The original ordinance passed 8-6, with some councilors expressing worry that sending an ordinance to the mayor’s desk that directly involved police, without police support, could present problems.

Negotiating with police

State Rep. Russell Holmes, who worked on the Massachusetts police reform bill signed into law on Dec. 31, said that working with police on legislation is difficult at every level. As part of the Massachusetts Black and Latino Legislative Caucus, Holmes said the group’s regular meetings with officers were helpful in getting legislation passed.

“I think we made a great stride in having conversations that were hard conversations that we normally don’t have. And that’s what they need to do at the city level as well,” Holmes told the Banner.

In negotiating with unions, the officers are told they are heroes, he said, offering them a level of privilege.

“They do still need to have some accountability. They still do need some oversight,” he said.

Holmes added that without regular conversations about oversight, police can react to legislative accountability with surprise.

Though Arroyo’s ordinance doesn’t institute a ban on all crowd control tactics, Edwards said police may still view it that way.

“It is literally just a warning system put in, and protocol for the use of kinetic weapons.
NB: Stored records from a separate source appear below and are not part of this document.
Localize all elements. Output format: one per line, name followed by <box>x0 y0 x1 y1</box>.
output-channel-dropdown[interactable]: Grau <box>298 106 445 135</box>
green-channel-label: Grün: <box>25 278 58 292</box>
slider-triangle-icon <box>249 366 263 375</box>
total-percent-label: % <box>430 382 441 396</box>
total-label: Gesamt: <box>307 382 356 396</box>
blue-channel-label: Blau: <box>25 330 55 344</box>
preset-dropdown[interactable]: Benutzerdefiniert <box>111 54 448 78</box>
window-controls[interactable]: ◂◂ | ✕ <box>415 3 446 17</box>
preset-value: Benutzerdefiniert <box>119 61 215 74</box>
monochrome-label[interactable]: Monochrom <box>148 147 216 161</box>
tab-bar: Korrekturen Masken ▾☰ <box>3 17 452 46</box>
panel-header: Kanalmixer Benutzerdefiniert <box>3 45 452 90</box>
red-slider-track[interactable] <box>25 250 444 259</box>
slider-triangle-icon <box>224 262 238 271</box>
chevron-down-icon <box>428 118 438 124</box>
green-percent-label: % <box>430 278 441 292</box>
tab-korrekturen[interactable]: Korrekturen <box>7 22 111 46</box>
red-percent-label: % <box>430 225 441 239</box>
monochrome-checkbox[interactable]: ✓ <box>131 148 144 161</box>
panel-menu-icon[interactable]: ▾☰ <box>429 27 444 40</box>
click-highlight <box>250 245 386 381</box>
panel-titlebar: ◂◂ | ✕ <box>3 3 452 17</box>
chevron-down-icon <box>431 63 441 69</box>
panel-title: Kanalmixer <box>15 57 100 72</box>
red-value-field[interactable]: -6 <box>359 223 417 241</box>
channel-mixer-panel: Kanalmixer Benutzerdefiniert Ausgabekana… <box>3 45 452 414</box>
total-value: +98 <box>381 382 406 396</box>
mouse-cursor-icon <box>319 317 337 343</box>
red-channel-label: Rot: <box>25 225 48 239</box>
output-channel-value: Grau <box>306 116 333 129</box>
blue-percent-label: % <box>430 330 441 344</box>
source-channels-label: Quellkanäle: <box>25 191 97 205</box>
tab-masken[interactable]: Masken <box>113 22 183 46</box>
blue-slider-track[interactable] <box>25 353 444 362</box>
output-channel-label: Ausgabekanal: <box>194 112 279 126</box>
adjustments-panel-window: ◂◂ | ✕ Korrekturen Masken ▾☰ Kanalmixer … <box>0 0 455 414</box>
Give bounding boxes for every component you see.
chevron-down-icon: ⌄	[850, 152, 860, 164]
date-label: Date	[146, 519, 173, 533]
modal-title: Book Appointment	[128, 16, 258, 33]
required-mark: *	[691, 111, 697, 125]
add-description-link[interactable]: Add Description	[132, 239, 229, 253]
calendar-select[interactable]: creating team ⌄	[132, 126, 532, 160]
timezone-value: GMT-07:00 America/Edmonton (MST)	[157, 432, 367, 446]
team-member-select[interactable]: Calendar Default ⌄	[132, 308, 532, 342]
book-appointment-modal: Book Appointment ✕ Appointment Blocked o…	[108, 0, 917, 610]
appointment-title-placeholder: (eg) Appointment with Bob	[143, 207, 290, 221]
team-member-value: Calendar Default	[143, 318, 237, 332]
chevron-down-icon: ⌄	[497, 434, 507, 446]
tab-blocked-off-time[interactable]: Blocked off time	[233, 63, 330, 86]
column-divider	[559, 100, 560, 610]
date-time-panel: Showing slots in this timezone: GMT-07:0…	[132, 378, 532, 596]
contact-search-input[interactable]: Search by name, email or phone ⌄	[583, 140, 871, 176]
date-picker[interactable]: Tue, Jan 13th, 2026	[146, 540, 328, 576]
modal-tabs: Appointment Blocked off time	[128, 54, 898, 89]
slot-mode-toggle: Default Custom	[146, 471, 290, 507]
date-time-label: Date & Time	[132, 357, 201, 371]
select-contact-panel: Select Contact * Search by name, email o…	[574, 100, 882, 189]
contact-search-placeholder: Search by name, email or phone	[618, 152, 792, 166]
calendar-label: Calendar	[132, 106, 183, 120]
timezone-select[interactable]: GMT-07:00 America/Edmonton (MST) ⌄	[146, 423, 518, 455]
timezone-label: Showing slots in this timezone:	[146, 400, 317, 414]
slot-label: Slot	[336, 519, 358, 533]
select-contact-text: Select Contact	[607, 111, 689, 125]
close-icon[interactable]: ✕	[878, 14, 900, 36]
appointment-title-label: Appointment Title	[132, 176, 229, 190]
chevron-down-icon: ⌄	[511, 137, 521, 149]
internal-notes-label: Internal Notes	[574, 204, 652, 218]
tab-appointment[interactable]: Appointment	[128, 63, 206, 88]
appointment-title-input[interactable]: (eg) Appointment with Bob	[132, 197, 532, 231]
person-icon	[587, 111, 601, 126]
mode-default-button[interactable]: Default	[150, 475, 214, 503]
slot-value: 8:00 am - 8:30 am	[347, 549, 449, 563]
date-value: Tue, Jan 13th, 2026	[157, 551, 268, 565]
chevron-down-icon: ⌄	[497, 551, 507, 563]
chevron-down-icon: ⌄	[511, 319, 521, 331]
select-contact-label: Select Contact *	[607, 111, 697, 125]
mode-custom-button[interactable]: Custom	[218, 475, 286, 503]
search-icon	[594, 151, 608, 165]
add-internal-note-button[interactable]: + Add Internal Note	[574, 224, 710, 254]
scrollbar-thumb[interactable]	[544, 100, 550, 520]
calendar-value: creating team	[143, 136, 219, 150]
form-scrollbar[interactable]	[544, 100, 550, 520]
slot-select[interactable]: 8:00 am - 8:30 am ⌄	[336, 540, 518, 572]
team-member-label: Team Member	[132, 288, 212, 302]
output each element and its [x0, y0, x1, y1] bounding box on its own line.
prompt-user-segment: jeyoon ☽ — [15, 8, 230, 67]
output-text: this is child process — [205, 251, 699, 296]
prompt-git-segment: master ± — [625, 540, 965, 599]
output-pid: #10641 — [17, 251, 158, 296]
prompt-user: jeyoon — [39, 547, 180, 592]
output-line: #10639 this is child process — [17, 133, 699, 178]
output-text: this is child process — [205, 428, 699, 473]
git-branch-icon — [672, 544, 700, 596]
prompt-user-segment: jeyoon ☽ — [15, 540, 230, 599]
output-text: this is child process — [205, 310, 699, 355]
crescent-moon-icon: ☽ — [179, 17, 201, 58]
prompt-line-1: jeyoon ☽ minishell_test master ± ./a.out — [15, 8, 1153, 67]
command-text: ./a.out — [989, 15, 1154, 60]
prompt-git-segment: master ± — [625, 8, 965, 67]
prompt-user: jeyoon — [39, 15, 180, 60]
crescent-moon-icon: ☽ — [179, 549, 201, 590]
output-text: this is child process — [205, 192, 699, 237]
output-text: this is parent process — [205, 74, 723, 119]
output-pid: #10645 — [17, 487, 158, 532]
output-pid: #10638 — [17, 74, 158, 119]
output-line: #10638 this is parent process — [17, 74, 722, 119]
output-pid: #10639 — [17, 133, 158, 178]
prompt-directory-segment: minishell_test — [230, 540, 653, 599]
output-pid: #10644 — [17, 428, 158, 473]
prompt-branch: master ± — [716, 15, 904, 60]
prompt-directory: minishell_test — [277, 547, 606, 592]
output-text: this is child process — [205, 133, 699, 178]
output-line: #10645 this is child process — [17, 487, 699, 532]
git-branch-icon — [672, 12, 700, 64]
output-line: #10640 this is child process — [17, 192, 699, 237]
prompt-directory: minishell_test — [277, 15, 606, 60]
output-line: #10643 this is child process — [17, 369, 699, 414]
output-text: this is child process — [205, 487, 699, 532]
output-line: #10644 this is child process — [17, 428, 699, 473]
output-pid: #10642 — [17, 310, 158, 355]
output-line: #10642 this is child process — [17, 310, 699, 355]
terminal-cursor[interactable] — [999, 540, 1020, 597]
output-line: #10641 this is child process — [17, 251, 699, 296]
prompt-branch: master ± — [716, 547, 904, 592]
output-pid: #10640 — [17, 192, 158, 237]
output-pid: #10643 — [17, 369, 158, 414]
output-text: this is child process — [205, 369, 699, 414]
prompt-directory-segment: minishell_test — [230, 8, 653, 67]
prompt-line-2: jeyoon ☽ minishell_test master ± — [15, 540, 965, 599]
This is not a ban, and I just wanted to remind people of that,” she said during the recent council meeting. “It seems so unnecessarily controversial, in as much as we’re asking our police officers to enshrine their protocol, and to allow people to have a warning.”

Each councilor who spoke focused on the adverse effects of the weapons rather than the politics surrounding police reform.

During the council’s meeting, Campbell thanked constituents who called and emailed about their personal experience with crowd control weapons.

“It really, at moments, was quite painful to listen to some of these stories, so I want to appreciate the residents who came forward,” she said.